February 4, 2010
Fedor Rybasov: Last year was difficult for Dixy Group due to logistics issues, including the move to a new IT system. The company was involved in cutting operating expenses, including rent and personnel. This year, Dixy Group plans to open 100 stores net (approximately 120 gross) and continue to improve efficiency and EBITDA profitability. This month, the management has begun to speak to distributors about the new retail law that has come into effect as some suppliers are evidently unprepared for the law and do not understand the all the intricacies. This could create additional headaches not only for retailers but also for producers. Coming out of the crisis, the plan is to focus more on the customer and ensuring that marketing efforts increase sales per square meter.
Nikolay Vlasenko: Victoria Group started feeling the fallout from the crisis in February 2008, with increased volatility in consumer spending. The management had to react quickly and began to reduce the number of SKUs. Many retailers undertook ad-hoc measures in reaction to the crisis, experimenting with different things. Clearly, there are numerous lessons to be learned from the crisis. If you lower prices enough, people will start buying. Eggs were sold at half price, sending sales rocketing 500%. Victoria Group is also unhappy with the retail law, and there is clear lobbying from agricultural producers that are already getting government funding. The law is more sensible for inefficient distributors, but market leaders tend not to work with such companies anyway.

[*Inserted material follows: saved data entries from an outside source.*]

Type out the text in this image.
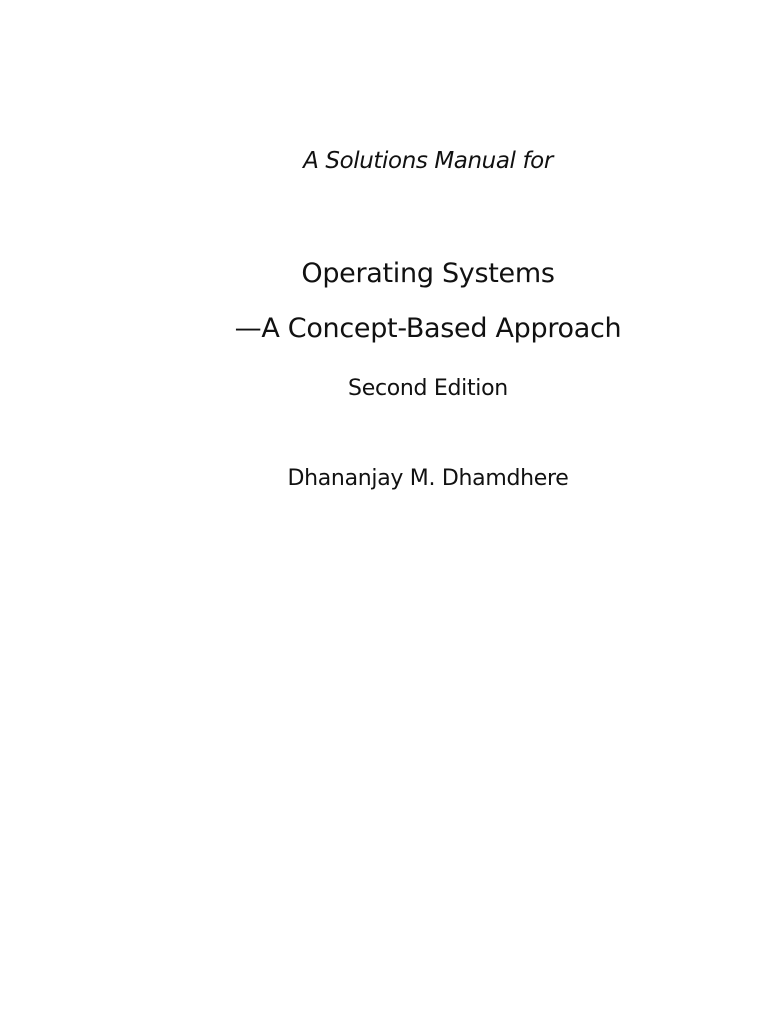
A Solutions Manual for
Operating Systems
—A Concept-Based Approach
Second Edition
Dhananjay M. Dhamdhere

Lev Khasis: The start of 2009 was challenging for X5 Retail Group due to increasing cost of capital, and there was concern over the company’s dollar-denominated debt of $1.1 bln. However, the retailer followed a prudent cash saving strategy in 1H09 and cut costs, but switched to a more expansionary model in 2H09. The introduction of new selling space exceeded the company’s initial plans despite lower capex. Now with Sberbank refinancing warrants, X5 Retail Group has much greater flexibility in executing its capital investment strategy, intends to maintain the EBITDA margin at 8-9%, expand the share of private labels to 50% of SKUs by 2011, and further develop distribution to increase centralization this year. Operating cash flow will be the key source of financing for organic expansion, while an increase in equity would only be considered in the event of strategic acquisitions, which could include chains in Siberia. The new retail law starting introduced on February 1 is unwelcome for the food producers, as it restricts opportunities to introduce new products. But X5 Retail Group will follow the law diligently, continue to find opportunities to improve performance and phase out distributors that fail to obey the new rules.
Sergey Galitskiy: Magnit’s healthy balance sheet created a strong platform during the crisis. The year was successful and the retailer surpassed its store openings plan and increased profitability, realizing efficiencies from logistics developed earlier. The company reiterated its 2010 capex guidance of $1 bln but believes that there is upside risk to its store rollout target, with convenience store openings possibly exceeding 500 outlets, as guided at the beginning of the year. There have been lots of negative comments about the retail law and the fact that retailers’ interests were completely overlooked. It remains unclear who the law is trying to protect, with the main argument being that retailers’ net margins are significantly smaller than those of producers. Who and on what basis will measure the market and retailers’ market share remains unclear. Importantly, Magnit feels that consumers were not taken into consideration. Clearly, smaller retailers cannot offer lower prices as they cannot afford the capex to be more leaner. For example, the price tag for a distribution center is $60 mln for construction alone, which smaller players simply cannot afford.